SA, China strengthen science and tech union
Some of China's $14 billion investment commitment to the South African economy will go towards the science and technology sector.
Yesterday, ahead of the 10th BRICS Summit, president Cyril Ramaphosa held bilateral talks with president Xi Jinping of the People's Republic of China during his state visit to SA.
South Africa is playing host to the annual summit of the BRICS member states taking place at the Sandton Convention Centre from 25 to 27 July. This year's gathering is held under the theme: "BRICS in Africa: Collaboration for Inclusive Growth and Shared Prosperity in the 4th Industrial Revolution."
Remarking on the talks held with his Chinese counterpart, Ramaphosa said the South African government signed several agreements and memorandums of understanding with China to further deepen relations between the nations.
China also committed to an investment to the value of $14.7 billion, he indicated.
"President Xi Jinping has indicated that China is ready to invest and work with South Africa in various sectors, such as infrastructure development, ocean economy, green economy, science and technology, agriculture, environment and finance."
Science, tech prioritised
Yesterday, presidents Ramaphosa and Xi also participated in a science, technology and innovation dialogue hosted by the Council for Scientific and Industrial Research in the City of Tshwane as part of the state visit.
Ramaphosa told delegates that SA and China both share the belief that science, technology and innovation can be leveraged for effective growth and development.
He explained: "Science, technology and innovation should be seen as an integral part of South Africa's National Development Plan (NDP), both as a means to bolster economic growth and competitiveness, as well as to advance social development.
"Fostering a vibrant knowledge-economy and a culture of entrepreneurship is at the heart of our government's developmental agenda. Our efforts are focused on developing and supporting a dynamic system of innovation by strengthening relations between public research and technology organisations, universities, industry, as well as civil society. These efforts include developing SA's human capital, addressing demographic imbalances and increasing research output."
The democratic South Africa has much to be proud of in the domain of science and technology, Ramaphosa added.
Unveiled in 2012, the NDP is a government roadmap for how the country aims to eliminate poverty, reduce inequality and grow an inclusive economy by the year 2030. It aims to raise resources needed to support social and economic transformation in the country.
Ramaphosa pointed out that collaboration in science, technology and innovation is crucial.
No one nation can hope to excel on its own, he said. "Nations need to work with each other to achieve great success. We are very happy to be witnessing the cooperation between China and South Africa in a number of scientific and innovative projects.
"It is an imperative for all nations seeking to progress in science, technology and innovation to seek to forge international cooperation with many other countries and players."
He continued to say SA is determined to respond effectively to the fourth industrial revolution.
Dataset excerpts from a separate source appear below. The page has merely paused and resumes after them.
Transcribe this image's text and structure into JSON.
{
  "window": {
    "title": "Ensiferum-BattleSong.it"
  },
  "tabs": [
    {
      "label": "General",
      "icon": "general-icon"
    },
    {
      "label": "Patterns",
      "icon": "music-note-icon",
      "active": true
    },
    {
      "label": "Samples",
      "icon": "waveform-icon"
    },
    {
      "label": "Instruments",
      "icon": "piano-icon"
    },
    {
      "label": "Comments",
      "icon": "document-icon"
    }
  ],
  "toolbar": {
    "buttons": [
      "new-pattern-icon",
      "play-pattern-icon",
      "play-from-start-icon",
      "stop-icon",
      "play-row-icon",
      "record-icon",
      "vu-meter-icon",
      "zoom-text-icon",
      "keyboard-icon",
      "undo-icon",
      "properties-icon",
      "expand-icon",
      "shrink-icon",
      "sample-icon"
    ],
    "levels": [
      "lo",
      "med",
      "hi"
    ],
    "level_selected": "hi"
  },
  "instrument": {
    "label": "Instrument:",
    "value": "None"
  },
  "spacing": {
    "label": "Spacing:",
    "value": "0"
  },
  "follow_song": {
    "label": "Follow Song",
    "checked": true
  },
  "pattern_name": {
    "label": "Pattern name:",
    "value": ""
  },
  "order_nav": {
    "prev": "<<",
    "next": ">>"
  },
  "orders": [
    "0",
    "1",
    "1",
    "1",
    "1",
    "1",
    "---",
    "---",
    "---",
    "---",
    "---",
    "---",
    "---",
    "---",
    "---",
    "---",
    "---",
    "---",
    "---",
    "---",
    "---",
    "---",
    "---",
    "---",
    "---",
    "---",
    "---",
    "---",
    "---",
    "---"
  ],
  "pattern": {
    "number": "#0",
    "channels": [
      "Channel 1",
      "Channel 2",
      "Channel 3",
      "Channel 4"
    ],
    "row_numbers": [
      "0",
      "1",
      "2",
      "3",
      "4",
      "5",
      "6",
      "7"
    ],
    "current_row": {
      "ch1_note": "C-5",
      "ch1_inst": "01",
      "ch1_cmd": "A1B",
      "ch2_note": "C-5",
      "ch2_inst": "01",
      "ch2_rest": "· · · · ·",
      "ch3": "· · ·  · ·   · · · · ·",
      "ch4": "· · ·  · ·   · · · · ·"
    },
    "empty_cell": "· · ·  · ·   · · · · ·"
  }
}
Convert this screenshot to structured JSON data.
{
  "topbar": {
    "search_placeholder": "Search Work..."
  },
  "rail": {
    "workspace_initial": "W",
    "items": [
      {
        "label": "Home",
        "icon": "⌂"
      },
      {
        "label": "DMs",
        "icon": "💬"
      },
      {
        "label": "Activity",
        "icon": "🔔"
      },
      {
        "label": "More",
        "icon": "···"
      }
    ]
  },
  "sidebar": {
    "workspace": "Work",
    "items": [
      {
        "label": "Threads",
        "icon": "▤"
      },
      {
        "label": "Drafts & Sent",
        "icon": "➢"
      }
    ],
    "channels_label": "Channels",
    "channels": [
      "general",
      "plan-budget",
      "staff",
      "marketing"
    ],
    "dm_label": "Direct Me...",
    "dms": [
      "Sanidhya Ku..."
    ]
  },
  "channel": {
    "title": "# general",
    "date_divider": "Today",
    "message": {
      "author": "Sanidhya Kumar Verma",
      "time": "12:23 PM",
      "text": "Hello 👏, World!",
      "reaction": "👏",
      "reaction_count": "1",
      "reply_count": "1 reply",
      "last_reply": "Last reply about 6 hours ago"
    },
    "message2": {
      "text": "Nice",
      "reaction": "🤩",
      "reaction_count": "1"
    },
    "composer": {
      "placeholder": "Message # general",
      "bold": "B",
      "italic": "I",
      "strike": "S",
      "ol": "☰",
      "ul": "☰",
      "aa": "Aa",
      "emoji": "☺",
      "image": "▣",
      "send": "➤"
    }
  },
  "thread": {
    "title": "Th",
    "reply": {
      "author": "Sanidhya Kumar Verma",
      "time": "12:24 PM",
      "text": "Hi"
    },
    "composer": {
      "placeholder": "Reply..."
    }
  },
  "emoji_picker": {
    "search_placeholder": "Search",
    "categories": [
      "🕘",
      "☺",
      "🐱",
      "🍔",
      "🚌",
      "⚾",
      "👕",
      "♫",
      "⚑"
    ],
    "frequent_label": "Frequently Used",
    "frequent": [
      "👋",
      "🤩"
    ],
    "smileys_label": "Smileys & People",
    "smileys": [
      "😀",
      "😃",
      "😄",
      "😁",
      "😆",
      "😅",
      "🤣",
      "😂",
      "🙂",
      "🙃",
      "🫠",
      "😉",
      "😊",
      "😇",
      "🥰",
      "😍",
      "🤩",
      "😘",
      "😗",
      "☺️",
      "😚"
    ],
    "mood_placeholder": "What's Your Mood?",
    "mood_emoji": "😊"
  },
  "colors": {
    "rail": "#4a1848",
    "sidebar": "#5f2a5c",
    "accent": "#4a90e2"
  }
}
"The danger is that an inappropriate response would reinforce South Africa's dependence on primary resources and on imported technologies. South Africa already has some of the components that are necessary to play a role, especially in its universities and various innovative companies. Focused investment in well-funded programmes is essential for success.
"The development of skill and expertise underpins all preparation for the participation in the fourth industrial revolution," Ramaphosa concluded.